Well let me rephrase...i would take 1/4" off the right side of the 8" handle section and then remark my right limb taper for the new 2.25" fade to the current 1/2" tips...would be a small difference in taper but would still be a diff
Looking at it like this, it wouldn't take much movement at the handle to align it up. A little heat right at the handle may be your easiest and first option. Maybe thin the handle down closer to the finished design first to reduce the thickness there.
(http://i47.photobucket.com/albums/f165/ROY-CHRIS/photo1.jpg) (http://s47.photobucket.com/user/ROY-CHRIS/media/photo1.jpg.html)
My riser is glued on w TB3...wouldnt heat at the handle break the bond?

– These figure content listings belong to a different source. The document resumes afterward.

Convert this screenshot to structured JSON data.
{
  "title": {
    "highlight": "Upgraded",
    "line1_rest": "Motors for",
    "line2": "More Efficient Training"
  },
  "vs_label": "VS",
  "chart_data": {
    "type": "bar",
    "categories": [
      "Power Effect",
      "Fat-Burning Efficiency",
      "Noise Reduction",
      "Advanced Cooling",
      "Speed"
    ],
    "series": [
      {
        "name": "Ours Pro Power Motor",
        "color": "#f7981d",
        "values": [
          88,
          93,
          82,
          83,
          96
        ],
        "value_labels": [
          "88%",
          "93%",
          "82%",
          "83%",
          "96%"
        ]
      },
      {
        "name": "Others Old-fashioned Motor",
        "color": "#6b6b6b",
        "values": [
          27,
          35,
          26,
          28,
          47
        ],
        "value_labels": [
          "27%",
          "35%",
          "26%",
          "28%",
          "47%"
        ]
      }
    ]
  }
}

Not necessarily. But you don't have to get it all that hot to get some movement there. Get your handle worked down as RoyBob suggested and give it a try. Worse comes to worse your handle pops off and you have to glue it back on.
At some point in your bow making career you're going to have to learn to manipulate your wood so why not get all the hard stuff done up front, and then all the rest will easy after that :-). Good luck.......Art B
Alright gentlemen im going to take the plunge tonight and heat it straight...i feel like this is going to be huge event tonight lol... I will update later.
Well i have it clamped up moved about a half inch after heating for about 15 minutes. Ill give it about 30 minutes there before i take it out. Fingers crossed.
I'm thinking 1/2 inch was about twice what you needed. But you can always heat it and bend it back if needed.
I ended up leaving the board clamped up overnight as i forgot about it last night. This morning when unclamped every single bit of that 1/2" sprang back...back to where i started.
Then you did not get it hot enough. Did you thin the handle down first?
Now if'n you'd listened to me that wouldn't have happened ;) . Forget this clamping business. No way to judge what if any correction takes.
Now reheat the area you was working on, wedge it somewhere where you can get some leverage, and bend past straight (if you didn't get it hot enough you'll see no movement). OK, pull it out (however you have it wedged) and make sure your correction is PAST straight, somewhat. If it is, wedge it back up, and move it back to straight. Now it'll hold that correction. .......Art B
The handle is currently only 1 1/4" thick but i did not shape down to an 1" width wise...still at 2.5" wide entire 8" length of handle. Should i shape width wise too? Tonight i will shape up handle width and heat the crap out of it for like 30 min or so and then try to bend again either wedge n leverage style or push n clamp style....
1 inch will bend and heat through much easier than 2.5 inches will..
I don't understand why you'd listen to an ole man who has never built a self bow(OK he built one with massive string follow...lol) ....if you still need to shape the handle to heat it,then shape it out like I mentioned and be done with this sillyness...then ya don't have to heat or nothing and it'll be FINE...
You can remove the handle riser with heat, straighten the bow where it needs it and reglue the handle riser back down.
I don't know how well maple reacts to heat straightening with dry heat because I've not tried. Steam might be a better option. Lots of whitewoods react better to steam than dry heat.
OK, we are getting off track here. Paralysis by analysis is what I call it.
As this is one of your first bows, just start tillering. If you feel the need, cut the nocks deeper on the side the string is tracking to and rasp your handle down on the other side to get it centered. Then get back to tillering.